Boom Jennies: Mischief

The Boom Jenies

Genre: Comedy




Low Down

A couple of dirty words for you, the type that you never mention in polite company, and certainly not in comedy circles, for fear of being cast aside as something dull and grey. The words are ‘likeable’ and ‘nice’. We try to avoid them as descriptive terms, since they suggest boring and not sexy. Blowing those conceptions out of the water are the Boom Jennies, who are likeable, nice, – and very, very funny.  In fact, you’ll have a tough time finding a hit rate of more laughs per minute in a show this month. 


While the material is great, it’s sheer force of personality that will win you over – they’ve got great chemistry with each other, and the crowd, and it’s likely that each audience will go away thinking they’ve found their new best friends. It’s true that they bribe us with sweets beforehand, but the entire hour feels like it’s jacked up on high grade Haribo.

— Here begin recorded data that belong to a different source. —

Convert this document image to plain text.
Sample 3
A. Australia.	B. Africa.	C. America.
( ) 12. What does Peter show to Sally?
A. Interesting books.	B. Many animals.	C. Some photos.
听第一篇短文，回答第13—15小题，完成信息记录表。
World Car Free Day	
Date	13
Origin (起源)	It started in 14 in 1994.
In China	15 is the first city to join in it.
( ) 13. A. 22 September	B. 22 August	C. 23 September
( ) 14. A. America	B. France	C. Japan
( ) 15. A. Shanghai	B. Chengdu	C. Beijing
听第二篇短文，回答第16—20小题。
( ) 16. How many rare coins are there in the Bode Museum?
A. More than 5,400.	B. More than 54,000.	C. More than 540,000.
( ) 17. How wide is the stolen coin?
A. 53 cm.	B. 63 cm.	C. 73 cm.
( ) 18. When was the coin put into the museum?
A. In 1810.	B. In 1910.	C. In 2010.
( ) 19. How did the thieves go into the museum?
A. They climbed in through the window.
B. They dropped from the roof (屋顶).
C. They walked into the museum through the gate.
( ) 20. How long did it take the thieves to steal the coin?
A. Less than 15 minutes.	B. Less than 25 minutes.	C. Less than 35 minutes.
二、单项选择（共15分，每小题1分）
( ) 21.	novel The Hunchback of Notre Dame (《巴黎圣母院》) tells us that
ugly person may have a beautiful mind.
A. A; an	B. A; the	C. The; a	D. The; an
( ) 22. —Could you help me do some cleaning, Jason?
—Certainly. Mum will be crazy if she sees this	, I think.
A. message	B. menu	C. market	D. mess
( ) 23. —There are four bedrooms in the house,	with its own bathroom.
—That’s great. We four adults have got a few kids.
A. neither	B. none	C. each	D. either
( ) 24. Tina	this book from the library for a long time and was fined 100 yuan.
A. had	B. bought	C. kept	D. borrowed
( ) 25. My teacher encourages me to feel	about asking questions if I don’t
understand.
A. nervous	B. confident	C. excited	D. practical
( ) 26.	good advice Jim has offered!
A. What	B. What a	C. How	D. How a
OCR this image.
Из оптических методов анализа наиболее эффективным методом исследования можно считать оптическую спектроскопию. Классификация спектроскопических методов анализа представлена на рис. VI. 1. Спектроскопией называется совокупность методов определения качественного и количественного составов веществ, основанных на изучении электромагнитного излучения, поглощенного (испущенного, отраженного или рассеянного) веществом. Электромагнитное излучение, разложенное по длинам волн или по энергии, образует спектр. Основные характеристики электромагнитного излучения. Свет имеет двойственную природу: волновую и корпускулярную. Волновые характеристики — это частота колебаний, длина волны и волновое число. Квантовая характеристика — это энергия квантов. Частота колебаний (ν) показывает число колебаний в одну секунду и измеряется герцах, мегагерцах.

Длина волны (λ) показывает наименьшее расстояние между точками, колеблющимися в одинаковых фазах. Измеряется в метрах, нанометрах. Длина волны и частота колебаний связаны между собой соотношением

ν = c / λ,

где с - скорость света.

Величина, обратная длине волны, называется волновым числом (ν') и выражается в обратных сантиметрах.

It would be misleading to state that there’s a great deal of physical comedy, but they all use physicality very well: a sketch featuring yummy mummies on the school run elicits honks of delighted recognition without so much as a costume change. Or, indeed, a single word spoken. There’s a plethora of great sketches, from the vaguely topical (addressing the issue that ‘that’ book that we’ve all seen, because it’s been read on surprisingly few kindles this year) to a very good joke involving passive-aggressive flatmates.
There’s a whisper of some familiar sketches for returning audiences, but most of this show is brand new, beam-making stuff, all delivered by great onstage personalities – all very likeable and engaging, and it’s tempting to think of them as extensions of the girls themselves. While different, all of them give a wide-eyed, open mouthed breathlessness of being young women slightly out of their depth and not quite cool enough to hang with the rest of the crowd – although, nominally, Catriona Knox gives the impression of being marginally more arch and Head Girl, while both the others – Lizzie Bates and Anna Emerson – deliver the naughty glee of those finally allowed to stay up smoking and swearing with the big girls.
It’s a rare and precious group that mix smart and silly, but the BJs deliver in spades. ‘Mischief’ is an excellent name for this cute and infectious show. It’s possible that you might try not liking the Jennies. But frankly, we don’t see why you’d rob yourself of such joy. It’s a foregone conclusion that a sketch group should make you laugh – thanks to the Jennies, you’re sent out genuinely happy.